Hive Connection

A connection to the Apache Hive can be created exactly the same way as any other DB Connection. Here we make just a few Hive specific remarks you may find useful.

Hive JDBC Driver

The JDBC driver is a part of the Hive release. But the library and its dependencies are scattered among other Hive libraries. Moreover, the driver depends on one more library from the Hadoop distribution: hadoop-core-*.jar or hadoop-common-*.jar, depending on version of your Hadoop, there’s always only one of them.

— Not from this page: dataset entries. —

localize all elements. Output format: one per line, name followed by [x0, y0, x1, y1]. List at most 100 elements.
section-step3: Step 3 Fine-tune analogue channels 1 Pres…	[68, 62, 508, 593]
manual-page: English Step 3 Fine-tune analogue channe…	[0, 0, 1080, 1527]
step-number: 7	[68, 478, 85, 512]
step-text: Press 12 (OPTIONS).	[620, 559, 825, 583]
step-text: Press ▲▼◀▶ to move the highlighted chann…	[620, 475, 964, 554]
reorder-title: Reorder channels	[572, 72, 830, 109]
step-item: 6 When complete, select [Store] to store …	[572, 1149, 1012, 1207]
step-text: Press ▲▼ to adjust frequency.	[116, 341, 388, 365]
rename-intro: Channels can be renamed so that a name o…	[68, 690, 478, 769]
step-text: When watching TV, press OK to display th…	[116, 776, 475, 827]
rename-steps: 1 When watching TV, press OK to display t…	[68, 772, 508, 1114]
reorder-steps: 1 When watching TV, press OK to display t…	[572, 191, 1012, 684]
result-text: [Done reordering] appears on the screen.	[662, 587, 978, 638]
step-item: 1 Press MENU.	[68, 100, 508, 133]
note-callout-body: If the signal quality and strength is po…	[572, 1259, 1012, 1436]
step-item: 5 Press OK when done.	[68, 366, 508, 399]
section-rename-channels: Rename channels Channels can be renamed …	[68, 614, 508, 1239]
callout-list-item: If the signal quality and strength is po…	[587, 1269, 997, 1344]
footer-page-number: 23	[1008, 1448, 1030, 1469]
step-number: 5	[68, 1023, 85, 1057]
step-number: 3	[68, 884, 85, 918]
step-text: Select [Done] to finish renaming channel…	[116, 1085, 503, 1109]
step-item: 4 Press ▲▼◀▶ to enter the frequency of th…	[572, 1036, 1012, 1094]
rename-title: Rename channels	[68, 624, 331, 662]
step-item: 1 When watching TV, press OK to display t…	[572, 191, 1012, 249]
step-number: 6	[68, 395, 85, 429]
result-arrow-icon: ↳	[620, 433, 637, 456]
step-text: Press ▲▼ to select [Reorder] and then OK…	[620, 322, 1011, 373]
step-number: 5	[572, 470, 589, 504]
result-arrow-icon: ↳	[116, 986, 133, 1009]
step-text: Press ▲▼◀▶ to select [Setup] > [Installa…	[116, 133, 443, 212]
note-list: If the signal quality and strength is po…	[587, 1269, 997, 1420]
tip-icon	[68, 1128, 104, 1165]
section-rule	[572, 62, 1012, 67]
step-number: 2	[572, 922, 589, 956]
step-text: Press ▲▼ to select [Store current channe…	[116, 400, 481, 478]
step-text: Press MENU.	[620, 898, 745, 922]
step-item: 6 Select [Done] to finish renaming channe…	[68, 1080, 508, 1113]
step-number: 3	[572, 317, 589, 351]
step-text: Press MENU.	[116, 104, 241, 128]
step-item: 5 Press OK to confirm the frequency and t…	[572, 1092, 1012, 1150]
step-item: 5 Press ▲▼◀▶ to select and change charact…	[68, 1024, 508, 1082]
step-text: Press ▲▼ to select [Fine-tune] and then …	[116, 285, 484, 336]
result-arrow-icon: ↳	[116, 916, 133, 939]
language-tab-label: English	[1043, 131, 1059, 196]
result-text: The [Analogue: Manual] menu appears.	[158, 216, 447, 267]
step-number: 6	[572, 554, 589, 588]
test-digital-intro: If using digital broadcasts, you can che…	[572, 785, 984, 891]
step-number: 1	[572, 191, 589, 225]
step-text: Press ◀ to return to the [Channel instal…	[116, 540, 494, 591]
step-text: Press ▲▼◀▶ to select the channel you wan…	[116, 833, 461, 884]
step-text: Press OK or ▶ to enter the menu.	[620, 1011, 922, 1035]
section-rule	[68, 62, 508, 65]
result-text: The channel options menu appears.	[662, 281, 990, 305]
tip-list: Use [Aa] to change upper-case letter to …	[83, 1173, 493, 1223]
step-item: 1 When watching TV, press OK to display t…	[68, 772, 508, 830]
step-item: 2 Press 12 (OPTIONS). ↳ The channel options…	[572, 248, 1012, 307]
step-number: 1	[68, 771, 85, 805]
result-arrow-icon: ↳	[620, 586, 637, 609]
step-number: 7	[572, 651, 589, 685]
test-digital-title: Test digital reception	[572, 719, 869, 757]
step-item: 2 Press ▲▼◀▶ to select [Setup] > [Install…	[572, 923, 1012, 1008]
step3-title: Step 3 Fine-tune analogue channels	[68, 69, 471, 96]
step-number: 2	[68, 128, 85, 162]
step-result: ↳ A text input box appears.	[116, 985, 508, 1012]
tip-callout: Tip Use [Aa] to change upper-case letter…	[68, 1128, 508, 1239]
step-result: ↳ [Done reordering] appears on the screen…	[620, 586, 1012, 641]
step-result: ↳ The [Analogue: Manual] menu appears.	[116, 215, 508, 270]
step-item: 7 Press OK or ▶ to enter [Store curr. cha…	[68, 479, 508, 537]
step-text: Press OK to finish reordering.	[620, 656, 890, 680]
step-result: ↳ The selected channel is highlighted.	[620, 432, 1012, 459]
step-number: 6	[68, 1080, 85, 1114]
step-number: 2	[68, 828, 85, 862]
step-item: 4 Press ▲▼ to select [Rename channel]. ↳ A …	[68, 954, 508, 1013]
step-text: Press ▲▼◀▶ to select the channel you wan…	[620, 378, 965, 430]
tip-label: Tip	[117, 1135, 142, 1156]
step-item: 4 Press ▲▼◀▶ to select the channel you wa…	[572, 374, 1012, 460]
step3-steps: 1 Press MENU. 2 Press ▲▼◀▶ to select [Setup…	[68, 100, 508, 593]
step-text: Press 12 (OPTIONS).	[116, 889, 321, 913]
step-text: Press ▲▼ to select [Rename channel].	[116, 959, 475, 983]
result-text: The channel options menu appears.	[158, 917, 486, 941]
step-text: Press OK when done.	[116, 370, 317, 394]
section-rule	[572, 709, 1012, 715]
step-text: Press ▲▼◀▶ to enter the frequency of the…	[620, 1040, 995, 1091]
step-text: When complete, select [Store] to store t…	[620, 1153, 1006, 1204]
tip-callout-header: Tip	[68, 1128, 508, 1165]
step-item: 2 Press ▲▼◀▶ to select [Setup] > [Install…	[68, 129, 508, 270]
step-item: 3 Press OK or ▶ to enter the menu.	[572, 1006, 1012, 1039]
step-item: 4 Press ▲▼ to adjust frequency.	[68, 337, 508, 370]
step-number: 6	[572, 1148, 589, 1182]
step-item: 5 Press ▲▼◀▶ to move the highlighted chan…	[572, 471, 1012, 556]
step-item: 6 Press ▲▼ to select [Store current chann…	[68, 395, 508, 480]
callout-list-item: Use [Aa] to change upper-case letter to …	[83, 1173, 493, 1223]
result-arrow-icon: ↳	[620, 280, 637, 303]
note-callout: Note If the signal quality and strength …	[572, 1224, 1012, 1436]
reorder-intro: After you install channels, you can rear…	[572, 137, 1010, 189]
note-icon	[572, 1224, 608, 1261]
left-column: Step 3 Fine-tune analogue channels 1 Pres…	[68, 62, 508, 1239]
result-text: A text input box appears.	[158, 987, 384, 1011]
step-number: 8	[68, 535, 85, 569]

For Hive version 0.8.1, here is a minimal list of libraries you need for the Hive DB connection JDBC driver:

hadoop-core-0.20.205.jar

  • hive-exec-0.8.1.jar
  • hive-jdbc-0.8.1.jar
  • hive-metastore-0.8.1.jar
  • hive-service-0.8.1.jar
  • libfb303-0.7.0.jar
  • slf4j-api-1.6.1.jar
  • slf4j-log4j12-1.6.1.jar

You can put all of the Hive distribution libraries + the one Hadoop lib on the JDBC driver classpath. But some of the Hive distribution libraries may already be included in Data Shaper which may result in class loading conflicts. Typically, no commons-logging* and log4j* libraries should be included, otherwise (harmless) warnings will appear in a graph run log.

Using Hive in Data Shaper Transformation Graphs

Remember that Hive is not an ordinary SQL relational database - it has its own SQL-like query language, called QL. Great resource about the Hive QL and Hive in general is the Apache Hive Wiki.

One of the consequences is that it makes no sense to use the DatabaseWriter component, because the INSERT INTO statement can insert only results of the SELECT query. Even though it’s still possible to work around this, each Data Shaper data record inserted using such INSERT statement will results in a heavy-weigh MapReduce job which renders the component extremely slow. Use LOAD DATA Hive QL statement instead.

In the DBExecute component, always set the Transaction set attribute to One statement. The reason is that the Hive JDBC driver doesn’t support transactions, and attempt to use them would result in an error saying that the AutoCommit mode cannot be disabled.

Note that the append file operation is fully supported only since version 0.21.0 of HDFS. Consequently, if you run Hive on top of older HDFS, you cannot append data to existing tables (use of the OVERWRITE keyword becomes mandatory).